TEGUCIGALPA, Honduras – A Catholic aid official expressed concern about human rights in the country in the wake of a military coup, which he called the expected outcome of a political crisis.
“While we cannot agree with the violent ouster of a government, the threats of the government foretold a violent outcome,” said Pedro Landa, director of Caritas Tegucigalpa, the church’s charitable agency.
Honduran President Manuel Zelaya reportedly had been preparing to suspend the Congress and call a constituent assembly.
“If this is true, then the coup was inevitable,” Landa said June 30, two days after the coup sent Zelaya into exile.
Tensions grew in Honduras when Zelaya called a popular referendum, scheduled for June 28, to consider whether the Honduran Constitution should be amended to allow presidents to run for two consecutive terms. Church authorities had expressed concerns about such a referendum and its real motives.

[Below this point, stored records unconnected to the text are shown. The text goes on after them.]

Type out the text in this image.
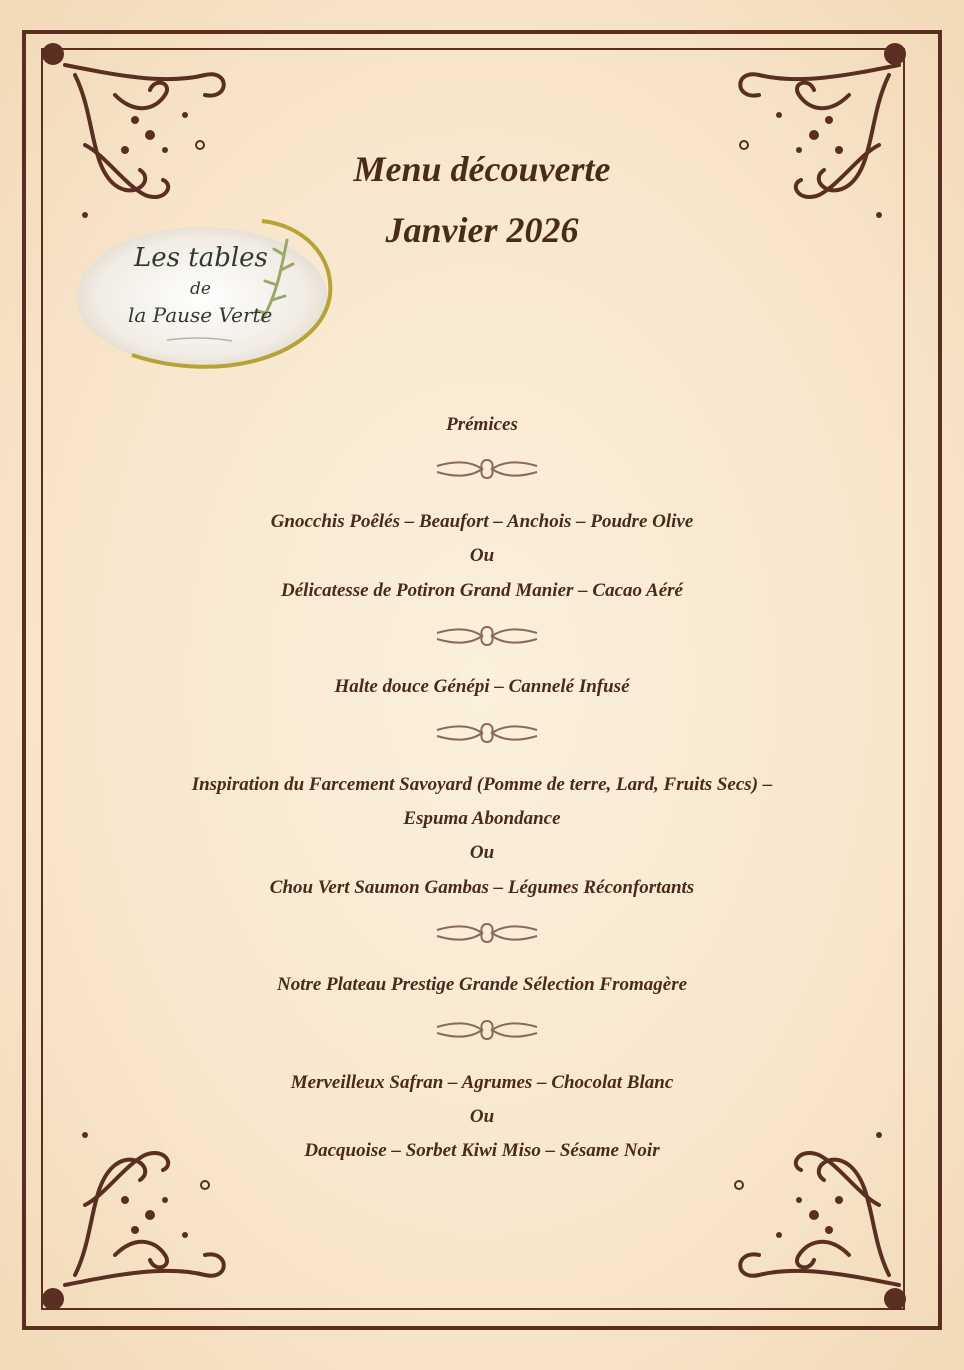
Menu découverte
Janvier 2026
Les tables
de
la Pause Verte
Prémices
Gnocchis Poêlés – Beaufort – Anchois – Poudre Olive
Ou
Délicatesse de Potiron Grand Manier – Cacao Aéré
Halte douce Génépi – Cannelé Infusé
Inspiration du Farcement Savoyard (Pomme de terre, Lard, Fruits Secs) –
Espuma Abondance
Ou
Chou Vert Saumon Gambas – Légumes Réconfortants
Notre Plateau Prestige Grande Sélection Fromagère
Merveilleux Safran – Agrumes – Chocolat Blanc
Ou
Dacquoise – Sorbet Kiwi Miso – Sésame Noir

When the head of the armed forces refused to cooperate in the distribution of the referendum ballots, the president fired him. However, the military arrested Zelaya at his home June 28.
Landa expressed concern about human rights violations since the coup and said absolute censorship keeps church and civil groups in the dark about what is really going on, including pro-Zelaya demonstrations in Tegucigalpa June 29.

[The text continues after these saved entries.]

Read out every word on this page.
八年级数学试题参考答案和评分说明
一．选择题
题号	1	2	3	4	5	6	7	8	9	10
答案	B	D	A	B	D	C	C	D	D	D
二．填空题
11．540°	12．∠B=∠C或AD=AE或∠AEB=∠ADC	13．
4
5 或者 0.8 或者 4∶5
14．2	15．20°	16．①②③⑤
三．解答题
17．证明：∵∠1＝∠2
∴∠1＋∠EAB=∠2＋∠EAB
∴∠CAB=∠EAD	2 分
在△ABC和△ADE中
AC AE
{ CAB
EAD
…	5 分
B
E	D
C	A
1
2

“The country is heavily militarized, and there are reports of people imprisoned, detained and even disappeared,” Landa said. “There are also reports of targeted attacks by the military on individuals who reportedly supported Zelaya’s plans.”
Landa said it is currently impossible to verify this information, because the media is “censoring information and publishing only what cannot be hidden.”

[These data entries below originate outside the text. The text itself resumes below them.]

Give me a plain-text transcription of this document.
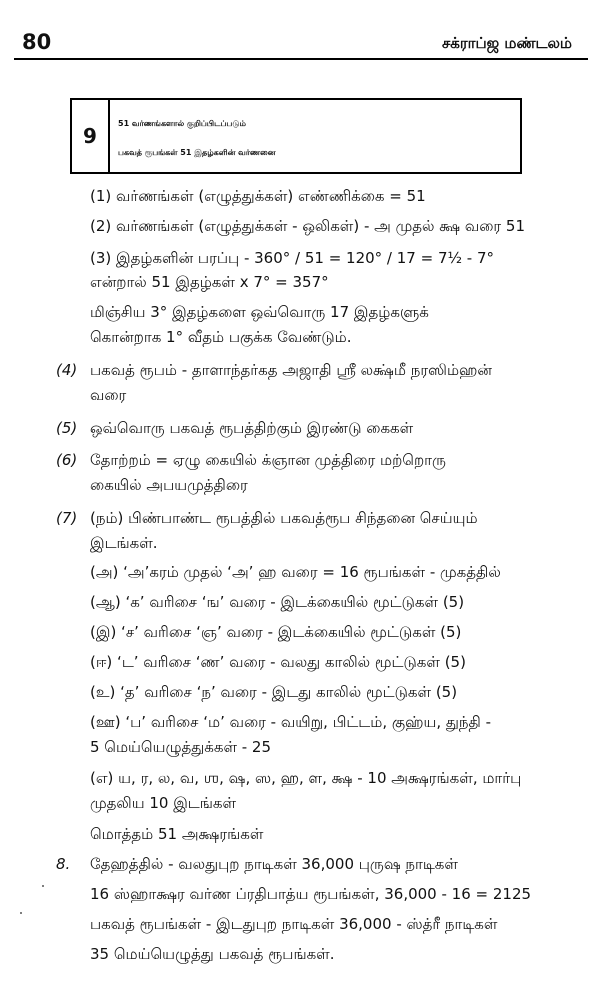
80	சக்ராப்ஜ மண்டலம்
9
51 வர்ணங்களால் குறிப்பிடப்படும்
பகவத் ரூபங்கள் 51 இதழ்களின் வர்ணனை
(1) வர்ணங்கள் (எழுத்துக்கள்) எண்ணிக்கை = 51
(2) வர்ணங்கள் (எழுத்துக்கள் - ஒலிகள்) - அ முதல் க்ஷ வரை 51
(3) இதழ்களின் பரப்பு - 360° / 51 = 120° / 17 = 7½ - 7°
என்றால் 51 இதழ்கள் x 7° = 357°
மிஞ்சிய 3° இதழ்களை ஒவ்வொரு 17 இதழ்களுக்
கொன்றாக 1° வீதம் பகுக்க வேண்டும்.
(4) பகவத் ரூபம் - தாளாந்தர்கத அஜாதி ஸ்ரீ லக்ஷ்மீ நரஸிம்ஹன்
வரை
(5) ஒவ்வொரு பகவத் ரூபத்திற்கும் இரண்டு கைகள்
(6) தோற்றம் = ஏழு கையில் க்ஞான முத்திரை மற்றொரு
கையில் அபயமுத்திரை
(7) (நம்) பிண்பாண்ட ரூபத்தில் பகவத்ரூப சிந்தனை செய்யும்
இடங்கள்.
(அ) ‘அ’கரம் முதல் ‘அ’ ஹ வரை = 16 ரூபங்கள் - முகத்தில்
(ஆ) ‘க’ வரிசை ‘ங’ வரை - இடக்கையில் மூட்டுகள் (5)
(இ) ‘ச’ வரிசை ‘ஞ’ வரை - இடக்கையில் மூட்டுகள் (5)
(ஈ) ‘ட’ வரிசை ‘ண’ வரை - வலது காலில் மூட்டுகள் (5)
(உ) ‘த’ வரிசை ‘ந’ வரை - இடது காலில் மூட்டுகள் (5)
(ஊ) ‘ப’ வரிசை ‘ம’ வரை - வயிறு, பிட்டம், குஹ்ய, துந்தி -
5 மெய்யெழுத்துக்கள் - 25
(எ) ய, ர, ல, வ, ஶ, ஷ, ஸ, ஹ, ள, க்ஷ - 10 அக்ஷரங்கள், மார்பு
முதலிய 10 இடங்கள்
மொத்தம் 51 அக்ஷரங்கள்
8. தேஹத்தில் - வலதுபுற நாடிகள் 36,000 புருஷ நாடிகள்
16 ஸ்ஹாக்ஷர வர்ண ப்ரதிபாத்ய ரூபங்கள், 36,000 - 16 = 2125
பகவத் ரூபங்கள் - இடதுபுற நாடிகள் 36,000 - ஸ்த்ரீ நாடிகள்
35 மெய்யெழுத்து பகவத் ரூபங்கள்.
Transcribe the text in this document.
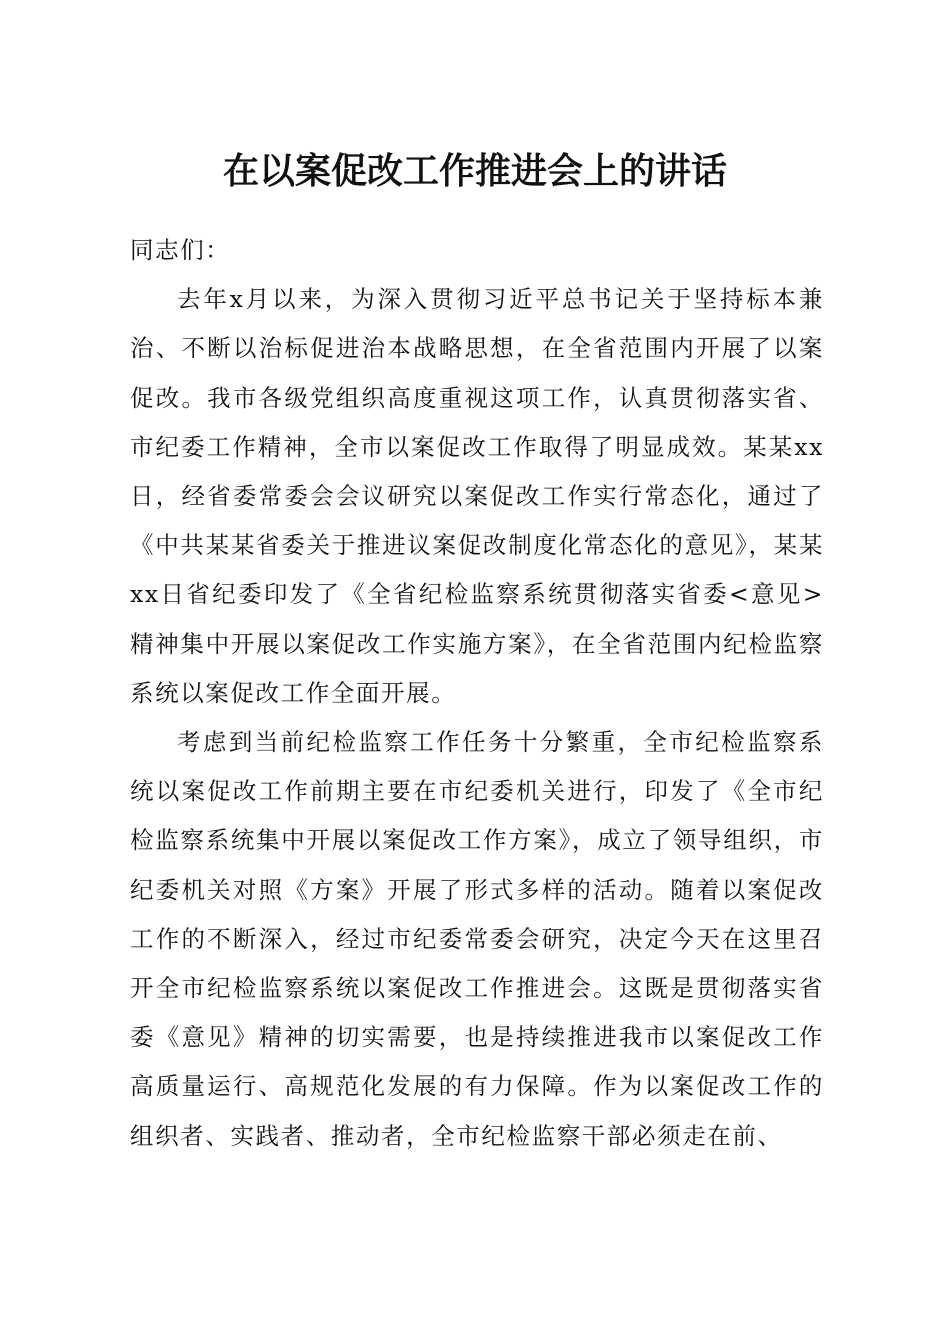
在以案促改工作推进会上的讲话

同志们：

去年x月以来，为深入贯彻习近平总书记关于坚持标本兼治、不断以治标促进治本战略思想，在全省范围内开展了以案促改。我市各级党组织高度重视这项工作，认真贯彻落实省、市纪委工作精神，全市以案促改工作取得了明显成效。某某xx日，经省委常委会会议研究以案促改工作实行常态化，通过了《中共某某省委关于推进议案促改制度化常态化的意见》，某某xx日省纪委印发了《全省纪检监察系统贯彻落实省委<意见>精神集中开展以案促改工作实施方案》，在全省范围内纪检监察系统以案促改工作全面开展。

考虑到当前纪检监察工作任务十分繁重，全市纪检监察系统以案促改工作前期主要在市纪委机关进行，印发了《全市纪检监察系统集中开展以案促改工作方案》，成立了领导组织，市纪委机关对照《方案》开展了形式多样的活动。随着以案促改工作的不断深入，经过市纪委常委会研究，决定今天在这里召开全市纪检监察系统以案促改工作推进会。这既是贯彻落实省委《意见》精神的切实需要，也是持续推进我市以案促改工作高质量运行、高规范化发展的有力保障。作为以案促改工作的组织者、实践者、推动者，全市纪检监察干部必须走在前、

He said he feared a violent confrontation in Tegucigalpa July 1 at marches planned by Zelaya supporters and business sector leaders who supported the military coup.
Caritas Tegucigalpa’s director said he believed that Zelaya’s reinstatement – as called for by the United Nations – would not bring about a solution to the crisis.
“We need to go beyond the debate on whether or not what happened was legal. We need a real process of national dialogue and a transformation of Honduras’s obsolete political structures,” he said.